The 6-8, 336-pound lineman started every game in the Steelers’ run to the Super Bowl XL title in 2005 and started the first 14 games in ’06 before missing the final two weeks because of injury. Though his ’06 performance was viewed as a disappointment by many Steelers fans, he turned 25 years old barely a month ago and may still have his best days in front of him.
Starks is viewed by some NFL pundits as one of the best young right tackles in the league and is arguably the best tackle in free agency. Letting him go and trying to find a replacement could cause an even bigger problem than re-signing him because the drop-off in talent at the tackle position is pretty sharp and the Steelers don’t have much money to spend.
The next best tackle available in free agency would be the Arizona Cardinals Leonard Davis but signing him would be a step backwards. Not only is Starks a better player, but Davis would essentially have to learn how to play on the right side of the line, though he has lined up at every position except for center during his time in the desert.
A change of scenery may help Davis, but bringing him to Pittsburgh seems unlikely because he will command a lot of money that the Steelers don’t have. Plus, Davis is almost a mirror image of Starks, complete with questions about motivation and intimidating size (6-6, 365), but he is older (28) and less successful.

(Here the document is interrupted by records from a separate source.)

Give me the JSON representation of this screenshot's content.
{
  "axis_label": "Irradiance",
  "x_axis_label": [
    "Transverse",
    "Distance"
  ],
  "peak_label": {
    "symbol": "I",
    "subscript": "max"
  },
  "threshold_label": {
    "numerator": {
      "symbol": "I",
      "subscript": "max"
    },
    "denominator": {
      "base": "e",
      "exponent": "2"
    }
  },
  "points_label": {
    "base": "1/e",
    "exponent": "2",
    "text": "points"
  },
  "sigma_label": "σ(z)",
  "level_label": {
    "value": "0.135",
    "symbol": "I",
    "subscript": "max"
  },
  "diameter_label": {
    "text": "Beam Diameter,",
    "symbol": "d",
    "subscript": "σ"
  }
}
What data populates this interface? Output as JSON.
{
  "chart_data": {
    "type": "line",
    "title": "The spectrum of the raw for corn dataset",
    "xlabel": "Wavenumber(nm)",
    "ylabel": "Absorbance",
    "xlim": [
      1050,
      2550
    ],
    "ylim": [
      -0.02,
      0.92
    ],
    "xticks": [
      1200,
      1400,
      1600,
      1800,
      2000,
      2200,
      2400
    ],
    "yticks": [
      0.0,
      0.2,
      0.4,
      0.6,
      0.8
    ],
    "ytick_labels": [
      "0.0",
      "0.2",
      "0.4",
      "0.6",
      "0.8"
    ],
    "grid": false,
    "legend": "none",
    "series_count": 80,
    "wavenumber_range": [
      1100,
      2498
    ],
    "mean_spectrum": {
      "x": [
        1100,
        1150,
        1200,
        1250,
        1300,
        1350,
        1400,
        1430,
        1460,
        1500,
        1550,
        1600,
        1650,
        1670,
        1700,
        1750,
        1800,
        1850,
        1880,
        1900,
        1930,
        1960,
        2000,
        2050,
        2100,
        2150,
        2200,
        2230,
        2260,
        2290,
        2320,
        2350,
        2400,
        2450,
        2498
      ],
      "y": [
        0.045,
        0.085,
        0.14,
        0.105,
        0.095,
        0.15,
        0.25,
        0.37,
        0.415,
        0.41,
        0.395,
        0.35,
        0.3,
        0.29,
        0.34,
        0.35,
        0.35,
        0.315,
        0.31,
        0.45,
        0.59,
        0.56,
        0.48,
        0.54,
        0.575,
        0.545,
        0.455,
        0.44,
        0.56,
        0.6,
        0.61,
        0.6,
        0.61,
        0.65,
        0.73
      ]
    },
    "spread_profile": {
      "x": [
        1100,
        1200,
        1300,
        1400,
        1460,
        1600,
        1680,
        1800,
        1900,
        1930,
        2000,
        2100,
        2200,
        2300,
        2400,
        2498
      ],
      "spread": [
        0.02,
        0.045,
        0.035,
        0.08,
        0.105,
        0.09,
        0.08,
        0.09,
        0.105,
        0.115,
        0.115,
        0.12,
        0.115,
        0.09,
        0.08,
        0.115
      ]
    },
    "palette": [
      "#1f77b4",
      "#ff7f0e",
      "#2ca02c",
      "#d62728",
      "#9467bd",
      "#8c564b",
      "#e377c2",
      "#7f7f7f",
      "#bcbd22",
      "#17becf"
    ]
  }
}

The early word is that if Starks remains with the club he will have to compete with second-year player Willie Colon for the starting job at right tackle. Colon started the final two games of last season as a rookie. But even if Colon wins the competition, keeping Starks is a good idea because of his potential to play more than one position on the O-line.
Starks has played right tackle for the Steelers, but he also played left tackle and right guard as a senior in college at Florida, showing versatility that could be utilized by the Steelers or another team in need. Age also factors in, as Starks is young enough that he could still learn another position on the offensive line if asked to by the organization.
Center Jeff Hartings retired in early February, so the loss of Starks certainly wouldn’t help matters. The team would enter next season missing 40% of the offensive line from the previous year. If you think Ben Roethlisberger was erratic in ’06, it could be even worse behind what would figure to be a patchwork line in ’07.
Not that starting inexperienced players on the line always spells disaster, but it’s a situation that NFL teams like to avoid. The left side of the line, with Marvel Smith at left tackle and Alan Faneca at left guard, is solid heading into next season and would undoubtedly be the strength of the unit. But the middle and right side would be a different story without Hartings and possibly Starks to lean on.
In addition to relying heavily on untested Willie Colon, fellow second-year player Chris Kemoeatu would also be expected to contribute at right guard or right tackle, especially if current right guard Kendall Simmons is moved to center, as some rumors have speculated. Kemoeatu has only played in three games over the last two seasons but did fill in nicely for Simmons when needed.
However, all of these adjustments would destroy any remaining continuity from ’06 that could easily be preserved by simply keeping Max Starks. It just doesn’t make sense to rebuild an offensive line that finished last season ranked fifth in the league in total yardage, but that could prove to be what the team ends up doing.
A lack of continuity on the offensive line is one thing that can undermine an entire offense regardless of the amount of talent at the skill positions, so the Steelers should proceed with caution.
Any way you slice it, the team needs more depth along the offensive line, not less. Whether it comes via the draft or free agency is incidental but losing Starks weakens not only the tackle position, but the offensive line as a unit.
In order to stave off rebuilding the offensive line for at least another year, Starks needs to be re-signed. While it’s true that he was burnt on the outside by many a speed rusher in ’06, how many 6-8, 330-plus-pound, 25-year-old offensive linemen with a Super Bowl ring are there in the league?
Size and experience are two of the few things that cannot be taught at the NFL level and Starks has both. There is no one on the market, or on the Steelers roster, that can effectively take his place. If the Steelers give up on him now, this decision could come back to haunt them for years to come.